Pay Up: Federal Regulations Cost U.S. Economy More Than $2 Trillion Annually

New NAM Study Shows Small Manufacturers Face More Than Three Times the Burden of the Average U.S. Business

Complying with federal regulations costs Americans $2.028 trillion in lost economic growth annually, or roughly equivalent to 12 percent of total GDP that could be invested back into our nation’s businesses, according to a new study commissioned by the National Association of Manufacturers (NAM).

The study, conducted by economists Nicole V. and W. Mark Crain, concluded that manufacturing businesses face a disproportionate share of the burden, or $19,564 per employee per year—nearly double what the average U.S. business pays to comply with federal rules. Small manufacturers pay more than three times as much as the average U.S. firm. That is $34,671 per employee per year that small manufacturers could use to grow their businesses and create jobs.

“Manufacturers have long cited more and more complex regulations as a barrier to their growth, and today, we have new data demonstrating the true burdens shouldered by manufacturers throughout the supply chain, particularly the smallest firms, in complying with growing federal mandates,” said NAM President and CEO Jay Timmons. “Manufacturers rely on a stable, balanced and commonsense regulatory environment to create jobs and fuel economic growth.
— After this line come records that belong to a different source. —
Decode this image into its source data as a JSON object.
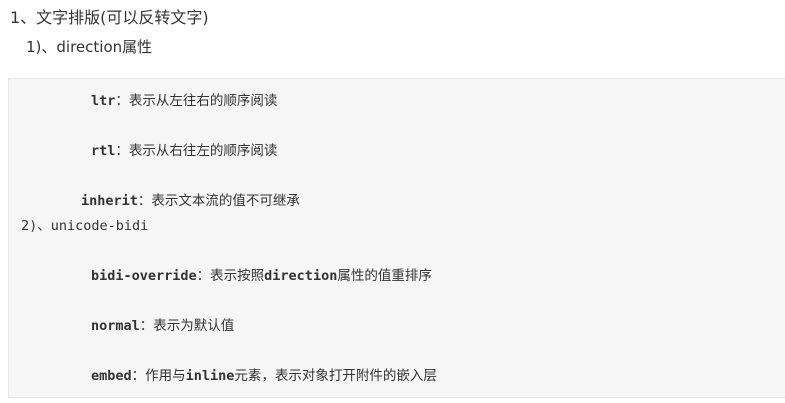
{
  "heading": "1、文字排版(可以反转文字)",
  "subheading": "1)、direction属性",
  "code": {
    "ltr": {
      "keyword": "ltr",
      "sep": "：",
      "desc": "表示从左往右的顺序阅读"
    },
    "rtl": {
      "keyword": "rtl",
      "sep": "：",
      "desc": "表示从右往左的顺序阅读"
    },
    "inherit": {
      "keyword": "inherit",
      "sep": "：",
      "desc": "表示文本流的值不可继承"
    },
    "section2": "2)、unicode-bidi",
    "bidi_override": {
      "keyword": "bidi-override",
      "sep": "：",
      "desc1": "表示按照",
      "kw2": "direction",
      "desc2": "属性的值重排序"
    },
    "normal": {
      "keyword": "normal",
      "sep": "：",
      "desc": "表示为默认值"
    },
    "embed": {
      "keyword": "embed",
      "sep": "：",
      "desc1": "作用与",
      "kw2": "inline",
      "desc2": "元素，表示对象打开附件的嵌入层"
    }
  }
}
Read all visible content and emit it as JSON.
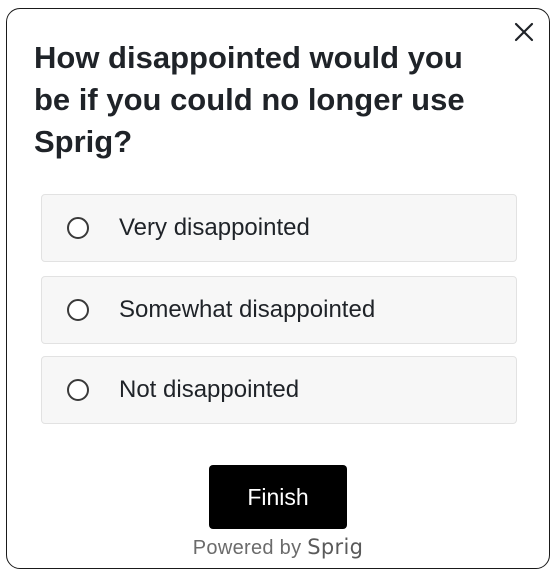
{
  "survey": {
    "question": "How disappointed would you be if you could no longer use Sprig?",
    "options": [
      {
        "label": "Very disappointed",
        "selected": false
      },
      {
        "label": "Somewhat disappointed",
        "selected": false
      },
      {
        "label": "Not disappointed",
        "selected": false
      }
    ],
    "finish_label": "Finish",
    "powered_by_prefix": "Powered by",
    "brand_name": "Sprig",
    "close_icon": "close-icon"
  },
  "colors": {
    "button_bg": "#000000",
    "button_text": "#ffffff",
    "option_bg": "#f7f7f7",
    "option_border": "#e2e2e2",
    "card_border": "#1a1a1a"
  }
}
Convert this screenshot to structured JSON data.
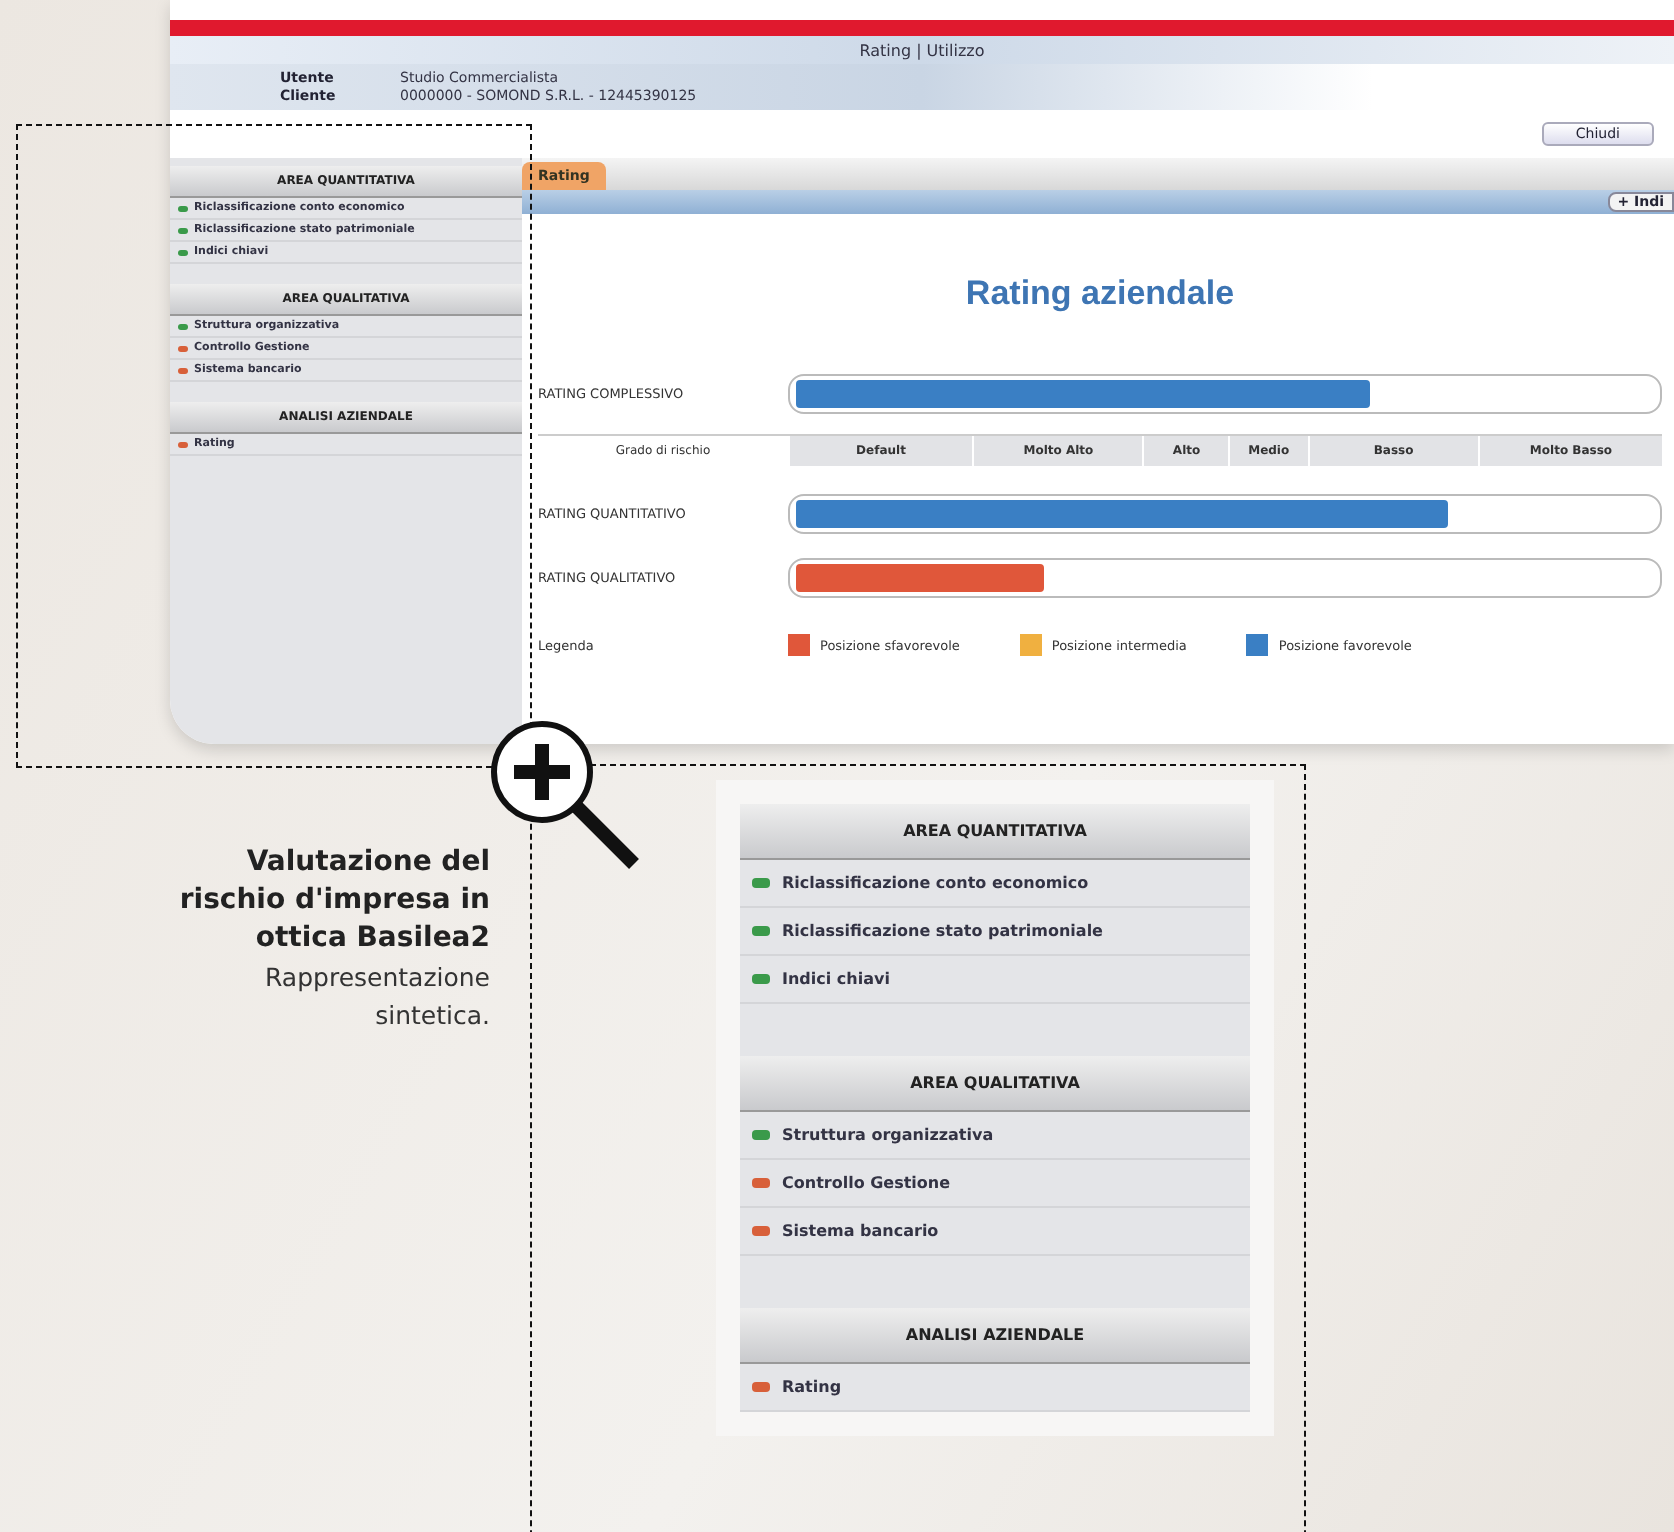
{
  "screen": {
    "title": "Rating | Utilizzo",
    "header": [
      {
        "label": "Utente",
        "value": "Studio Commercialista"
      },
      {
        "label": "Cliente",
        "value": "0000000 - SOMOND S.R.L. - 12445390125"
      }
    ],
    "toolbar_button": "Chiudi",
    "tabs": [
      {
        "label": "Rating",
        "selected": true
      }
    ],
    "strip_button": "+ Indi",
    "sidebar": [
      {
        "title": "AREA QUANTITATIVA",
        "items": [
          {
            "label": "Riclassificazione conto economico",
            "color": "#3a9a4a"
          },
          {
            "label": "Riclassificazione stato patrimoniale",
            "color": "#3a9a4a"
          },
          {
            "label": "Indici chiavi",
            "color": "#3a9a4a"
          }
        ]
      },
      {
        "title": "AREA QUALITATIVA",
        "items": [
          {
            "label": "Struttura organizzativa",
            "color": "#3a9a4a"
          },
          {
            "label": "Controllo Gestione",
            "color": "#d8603a"
          },
          {
            "label": "Sistema bancario",
            "color": "#d8603a"
          }
        ]
      },
      {
        "title": "ANALISI AZIENDALE",
        "items": [
          {
            "label": "Rating",
            "color": "#d8603a"
          }
        ]
      }
    ],
    "heading": "Rating aziendale",
    "overall": {
      "label": "RATING COMPLESSIVO",
      "level": 0.67,
      "color": "#3a7fc4"
    },
    "grades": {
      "label": "Grado di rischio",
      "columns": [
        "Default",
        "Molto Alto",
        "Alto",
        "Medio",
        "Basso",
        "Molto Basso"
      ]
    },
    "ratings": [
      {
        "label": "RATING QUANTITATIVO",
        "level": 0.76,
        "color": "#3a7fc4"
      },
      {
        "label": "RATING QUALITATIVO",
        "level": 0.29,
        "color": "#e0573a"
      }
    ],
    "legend": {
      "label": "Legenda",
      "items": [
        {
          "label": "Posizione sfavorevole",
          "color": "#e0573a"
        },
        {
          "label": "Posizione intermedia",
          "color": "#f0b040"
        },
        {
          "label": "Posizione favorevole",
          "color": "#3a7fc4"
        }
      ]
    }
  },
  "caption": {
    "title": "Valutazione del rischio d'impresa in ottica Basilea2",
    "text": "Rappresentazione sintetica."
  },
  "zoomed_sidebar": [
    {
      "title": "AREA QUANTITATIVA",
      "items": [
        {
          "label": "Riclassificazione conto economico",
          "color": "#3a9a4a"
        },
        {
          "label": "Riclassificazione stato patrimoniale",
          "color": "#3a9a4a"
        },
        {
          "label": "Indici chiavi",
          "color": "#3a9a4a"
        }
      ]
    },
    {
      "title": "AREA QUALITATIVA",
      "items": [
        {
          "label": "Struttura organizzativa",
          "color": "#3a9a4a"
        },
        {
          "label": "Controllo Gestione",
          "color": "#d8603a"
        },
        {
          "label": "Sistema bancario",
          "color": "#d8603a"
        }
      ]
    },
    {
      "title": "ANALISI AZIENDALE",
      "items": [
        {
          "label": "Rating",
          "color": "#d8603a"
        }
      ]
    }
  ]
}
With growing regulatory compliance burdens, policymakers should be alarmed that our nation’s smallest manufacturers are being put at a competitive disadvantage within the global economy.”

The newly released NAM study builds on previous studies conducted by the Crains for the U.S. Small Business Administration’s Office of Advocacy. This study updates previous estimates of the cost to comply with federal regulations using new data sources and incorporates the findings of an extensive survey of NAM members that validate conclusions reached in the economic analysis. That survey, for instance, shows that manufacturers would invest more in their businesses and in their people if compliance costs were lessened. 
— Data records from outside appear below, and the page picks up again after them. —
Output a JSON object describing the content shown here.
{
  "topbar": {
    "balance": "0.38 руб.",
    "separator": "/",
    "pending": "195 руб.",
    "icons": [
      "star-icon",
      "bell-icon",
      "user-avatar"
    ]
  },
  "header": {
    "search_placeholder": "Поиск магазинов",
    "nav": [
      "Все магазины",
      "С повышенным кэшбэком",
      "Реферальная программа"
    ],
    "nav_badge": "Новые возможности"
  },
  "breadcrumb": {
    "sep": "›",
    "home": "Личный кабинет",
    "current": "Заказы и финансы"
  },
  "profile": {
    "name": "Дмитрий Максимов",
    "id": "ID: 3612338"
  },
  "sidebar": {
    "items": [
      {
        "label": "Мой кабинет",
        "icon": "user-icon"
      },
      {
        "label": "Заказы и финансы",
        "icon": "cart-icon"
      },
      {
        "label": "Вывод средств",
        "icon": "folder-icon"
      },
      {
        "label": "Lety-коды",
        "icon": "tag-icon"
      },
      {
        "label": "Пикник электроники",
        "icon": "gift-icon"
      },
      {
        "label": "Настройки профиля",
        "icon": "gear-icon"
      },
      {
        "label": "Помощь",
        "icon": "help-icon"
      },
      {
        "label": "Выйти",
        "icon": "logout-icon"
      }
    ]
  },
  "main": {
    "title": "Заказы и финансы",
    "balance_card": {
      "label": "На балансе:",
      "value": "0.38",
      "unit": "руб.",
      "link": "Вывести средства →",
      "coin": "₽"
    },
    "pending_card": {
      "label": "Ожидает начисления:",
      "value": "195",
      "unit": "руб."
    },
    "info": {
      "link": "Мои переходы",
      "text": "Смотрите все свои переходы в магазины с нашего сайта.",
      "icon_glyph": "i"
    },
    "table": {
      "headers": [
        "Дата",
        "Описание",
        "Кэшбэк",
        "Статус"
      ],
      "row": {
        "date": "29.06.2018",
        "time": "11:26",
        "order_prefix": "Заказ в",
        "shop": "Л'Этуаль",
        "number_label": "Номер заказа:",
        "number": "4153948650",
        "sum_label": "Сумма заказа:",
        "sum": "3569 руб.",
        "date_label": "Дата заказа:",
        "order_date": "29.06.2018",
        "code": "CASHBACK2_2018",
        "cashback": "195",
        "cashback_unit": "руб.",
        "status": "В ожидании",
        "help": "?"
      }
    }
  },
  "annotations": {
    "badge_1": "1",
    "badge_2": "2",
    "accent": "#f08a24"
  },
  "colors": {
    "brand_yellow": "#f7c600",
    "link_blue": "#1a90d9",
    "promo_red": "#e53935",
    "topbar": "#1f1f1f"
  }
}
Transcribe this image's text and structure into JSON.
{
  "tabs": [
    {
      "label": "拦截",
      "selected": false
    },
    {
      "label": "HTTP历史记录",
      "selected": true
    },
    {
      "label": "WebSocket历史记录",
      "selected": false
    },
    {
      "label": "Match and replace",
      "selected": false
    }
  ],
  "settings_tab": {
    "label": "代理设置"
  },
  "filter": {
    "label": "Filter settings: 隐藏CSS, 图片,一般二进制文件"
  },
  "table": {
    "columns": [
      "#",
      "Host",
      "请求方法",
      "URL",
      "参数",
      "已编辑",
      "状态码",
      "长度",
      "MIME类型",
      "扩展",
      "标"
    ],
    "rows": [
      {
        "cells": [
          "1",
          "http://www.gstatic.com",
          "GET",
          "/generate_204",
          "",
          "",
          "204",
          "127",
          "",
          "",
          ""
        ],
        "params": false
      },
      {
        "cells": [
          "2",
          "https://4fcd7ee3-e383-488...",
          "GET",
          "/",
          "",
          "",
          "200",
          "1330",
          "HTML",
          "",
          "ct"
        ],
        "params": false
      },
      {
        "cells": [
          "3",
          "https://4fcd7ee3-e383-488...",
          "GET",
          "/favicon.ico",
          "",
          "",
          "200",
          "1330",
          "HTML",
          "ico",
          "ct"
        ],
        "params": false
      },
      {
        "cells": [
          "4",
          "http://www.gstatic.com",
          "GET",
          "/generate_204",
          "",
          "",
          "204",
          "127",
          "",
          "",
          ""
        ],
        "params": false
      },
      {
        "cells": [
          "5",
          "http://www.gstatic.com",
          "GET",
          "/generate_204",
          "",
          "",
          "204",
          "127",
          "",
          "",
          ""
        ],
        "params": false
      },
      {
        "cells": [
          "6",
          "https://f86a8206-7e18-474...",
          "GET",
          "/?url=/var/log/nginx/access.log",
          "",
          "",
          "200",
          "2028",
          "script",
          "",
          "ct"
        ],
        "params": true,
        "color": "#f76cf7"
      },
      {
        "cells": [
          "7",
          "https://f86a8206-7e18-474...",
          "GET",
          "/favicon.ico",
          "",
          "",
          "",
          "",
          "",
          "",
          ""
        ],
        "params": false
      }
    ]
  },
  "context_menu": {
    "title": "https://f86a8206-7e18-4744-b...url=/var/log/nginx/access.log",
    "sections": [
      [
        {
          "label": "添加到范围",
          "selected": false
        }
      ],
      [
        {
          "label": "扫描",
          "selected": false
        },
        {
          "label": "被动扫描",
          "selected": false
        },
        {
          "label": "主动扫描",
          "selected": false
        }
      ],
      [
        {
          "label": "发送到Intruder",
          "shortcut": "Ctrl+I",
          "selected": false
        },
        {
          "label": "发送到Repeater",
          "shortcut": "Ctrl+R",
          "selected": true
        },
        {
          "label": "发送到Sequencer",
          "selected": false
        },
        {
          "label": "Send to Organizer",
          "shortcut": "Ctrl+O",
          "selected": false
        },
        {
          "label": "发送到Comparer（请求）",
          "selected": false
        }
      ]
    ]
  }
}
“Our data continue to show that small businesses and manufacturers bear a disproportionate share of compliance costs,” said Nicole V. Crain.  

“Overall, we hope that this analysis helps policymakers as they contemplate additional regulatory proposals,” added W. Mark Crain. “Small businesses and manufacturers most frequently identified regulatory issues as the top business challenge.”

“These costs don’t even include the more significant regulations heading our way, such as a new ozone standard from the Environmental Protection Agency that would be the most expensive regulation in U.S. history,” said Timmons. “These and other regulations mean an even larger burden on our country’s small manufacturers. Now is the time to return clear-eyed economic analysis to the policy process and ease the burden on job creators across the country.”